Le ministre de la Santé, Olivier Véran, le 4 mars 2021

Le ministre de la Santé, Olivier Véran, le 4 mars 2021 - Alain Jocard - Pool - AFP

Dans une interview au Parisien, le ministre de la Santé exprime ses doutes sur les autotests autorisés depuis cette semaine mais qui ne peuvent pas être vendus en grande surface pour l'heure.

Autorisés depuis cette semaine par la Haute Autorité de Santés (HAS), les autotests ne sont pas disponibles à la vente en supermarché. Une enseigne comme Carrefour avait pourtant constitué un stock de ces dispositifs qui permettent de réaliser soi-même un prélèvement nasal avec un écouvillon, mais attend toujours le feu vert des autorités.

Le directeur général de la Santé Jérôme Salomon avait de son côté promis que ce serait "facile d'accès", évoquant en particulier une disponibilité dans les officines et dans les supermarchés.

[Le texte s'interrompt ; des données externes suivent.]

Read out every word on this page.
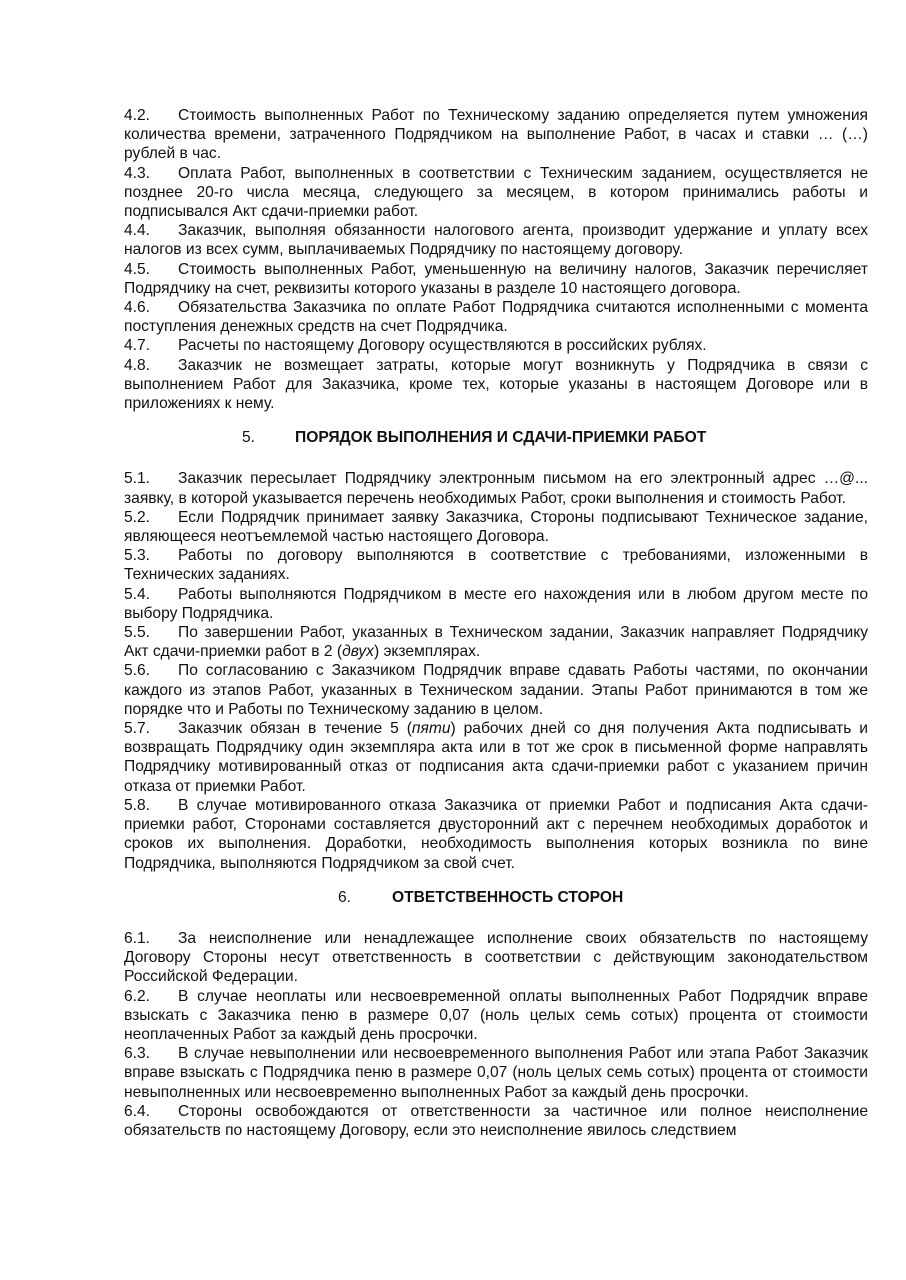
4.2. Стоимость выполненных Работ по Техническому заданию определяется путем умножения количества времени, затраченного Подрядчиком на выполнение Работ, в часах и ставки … (…) рублей в час.

4.3. Оплата Работ, выполненных в соответствии с Техническим заданием, осуществляется не позднее 20-го числа месяца, следующего за месяцем, в котором принимались работы и подписывался Акт сдачи-приемки работ.

4.4. Заказчик, выполняя обязанности налогового агента, производит удержание и уплату всех налогов из всех сумм, выплачиваемых Подрядчику по настоящему договору.

4.5. Стоимость выполненных Работ, уменьшенную на величину налогов, Заказчик перечисляет Подрядчику на счет, реквизиты которого указаны в разделе 10 настоящего договора.

4.6. Обязательства Заказчика по оплате Работ Подрядчика считаются исполненными с момента поступления денежных средств на счет Подрядчика.

4.7. Расчеты по настоящему Договору осуществляются в российских рублях.

4.8. Заказчик не возмещает затраты, которые могут возникнуть у Подрядчика в связи с выполнением Работ для Заказчика, кроме тех, которые указаны в настоящем Договоре или в приложениях к нему.

5.	ПОРЯДОК ВЫПОЛНЕНИЯ И СДАЧИ-ПРИЕМКИ РАБОТ

5.1. Заказчик пересылает Подрядчику электронным письмом на его электронный адрес …@... заявку, в которой указывается перечень необходимых Работ, сроки выполнения и стоимость Работ.

5.2. Если Подрядчик принимает заявку Заказчика, Стороны подписывают Техническое задание, являющееся неотъемлемой частью настоящего Договора.

5.3. Работы по договору выполняются в соответствие с требованиями, изложенными в Технических заданиях.

5.4. Работы выполняются Подрядчиком в месте его нахождения или в любом другом месте по выбору Подрядчика.

5.5. По завершении Работ, указанных в Техническом задании, Заказчик направляет Подрядчику Акт сдачи-приемки работ в 2 (двух) экземплярах.

5.6. По согласованию с Заказчиком Подрядчик вправе сдавать Работы частями, по окончании каждого из этапов Работ, указанных в Техническом задании. Этапы Работ принимаются в том же порядке что и Работы по Техническому заданию в целом.

5.7. Заказчик обязан в течение 5 (пяти) рабочих дней со дня получения Акта подписывать и возвращать Подрядчику один экземпляра акта или в тот же срок в письменной форме направлять Подрядчику мотивированный отказ от подписания акта сдачи-приемки работ с указанием причин отказа от приемки Работ.

5.8. В случае мотивированного отказа Заказчика от приемки Работ и подписания Акта сдачи-приемки работ, Сторонами составляется двусторонний акт с перечнем необходимых доработок и сроков их выполнения. Доработки, необходимость выполнения которых возникла по вине Подрядчика, выполняются Подрядчиком за свой счет.

6.	ОТВЕТСТВЕННОСТЬ СТОРОН

6.1. За неисполнение или ненадлежащее исполнение своих обязательств по настоящему Договору Стороны несут ответственность в соответствии с действующим законодательством Российской Федерации.

6.2. В случае неоплаты или несвоевременной оплаты выполненных Работ Подрядчик вправе взыскать с Заказчика пеню в размере 0,07 (ноль целых семь сотых) процента от стоимости неоплаченных Работ за каждый день просрочки.

6.3. В случае невыполнении или несвоевременного выполнения Работ или этапа Работ Заказчик вправе взыскать с Подрядчика пеню в размере 0,07 (ноль целых семь сотых) процента от стоимости невыполненных или несвоевременно выполненных Работ за каждый день просрочки.

6.4. Стороны освобождаются от ответственности за частичное или полное неисполнение обязательств по настоящему Договору, если это неисполнение явилось следствием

"J'ai essayé ce n'est pas simple"

Dans une interview au Parisien ce dimanche, Olivier Véran botte en touche lorsqu'on lui pose la question de cette autorisation de vente des autotests par les grandes surfaces, ce qui est le cas en Allemagne, ou en pharmacie.

"La loi interdit aux grandes surfaces de vendre des dispositifs médicaux. Les autotests en sont", explique le ministre de la Santé. Or, il existe des exceptions avec les tests de grossesse et les tests d'ovulation, dont la vente est autorisée en grande surface depuis 2014.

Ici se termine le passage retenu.